Because when the Kinect does work, Microsoft has created magic that feels so good I can’t give it up. I’m old enough to remember the clocks on VCRs that perpetually blinked 12:00 because some engineer built a clock interface that no human could decipher. How can I not appreciate the godliness of having my hands full of Chinese takeout boxes and, much like asking my wife to grab plates, asking my Xbox to turn on ESPN?
The appeal of speaking to Xbox is that it can control the system, not just rattle off trivia. Take a similar system, Apple's Siri. When Siri Googles "sushi" for you, it's relatively unremarkable. But when she handles an actual task, like making a reservation for a sushi restaurant, the feeling of empowerment is incredible. And thanks to the Xbox One's underlying connectivity to so many various medias—your cable, Internet connection, Skype account, etc.—the console is always chauffeuring me through the interface to someplace where the action is, like a game, channel, or movie. Talking to the Xbox One, when it works, offers an unprecedented feeling of control over a digital entity.
And in this sense, Xbox One is a huge experiential leap from the Xbox 360, which, most of the time, only allowed you to read a list of commands on the screen. Voice done properly, with a deep understanding of our pronunciation and vocabulary of our dialect, can open wormholes within the interface, transporting you straight to whims that the best 2-D UI designers could never anticipate. The Xbox One opens enough vocal wormholes that I can’t go back to punching in all of my coordinates by hand.

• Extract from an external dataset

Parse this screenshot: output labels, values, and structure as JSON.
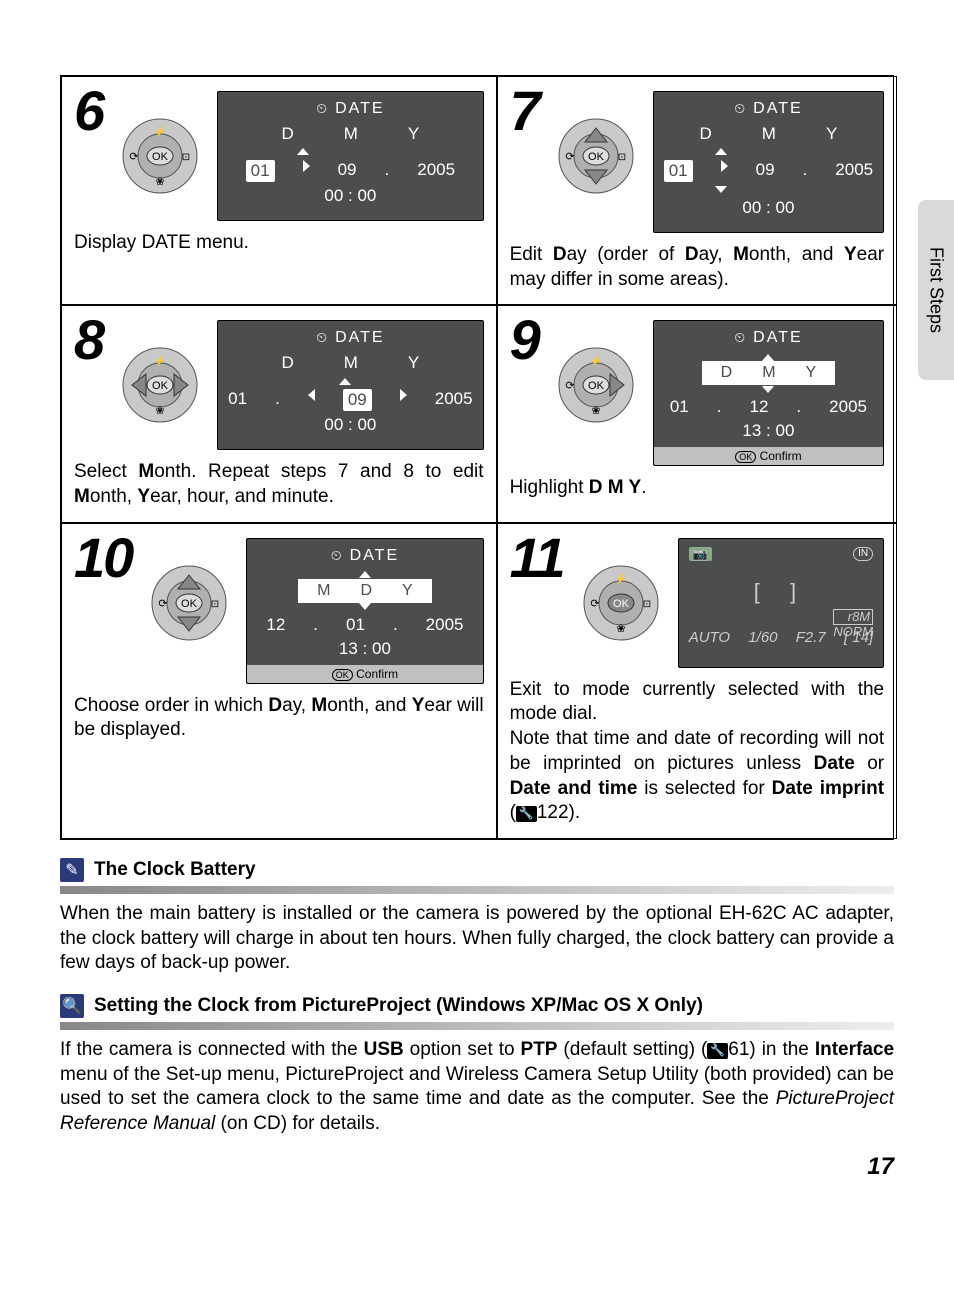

It would be easy to hedge that, in five to 10 years, Microsoft will iron out the kinks (many through free firmware updates). But that’s exactly the sort of thing we’ve all been saying about voice recognition technologies and flying cars for decades. So who knows? The Xbox One, for all that it begs us to talk, may very well never get better at listening than it is today.
That said, the One is still prescient of the world of user interface to come—one where, sure, some controls are imperfect, but there are alternatives. Because as billions of dumb objects become alive and combine into the Internet of Things, do you think one interface can possibly rule them all?
The future of interface isn’t speech, but it isn’t touch, typing, or gesture, either. It’s all of these specialties and more, each standing at the ready to showcase its talents as context requires.
So buckle up, there may be turbulence. I promise the view is worth it.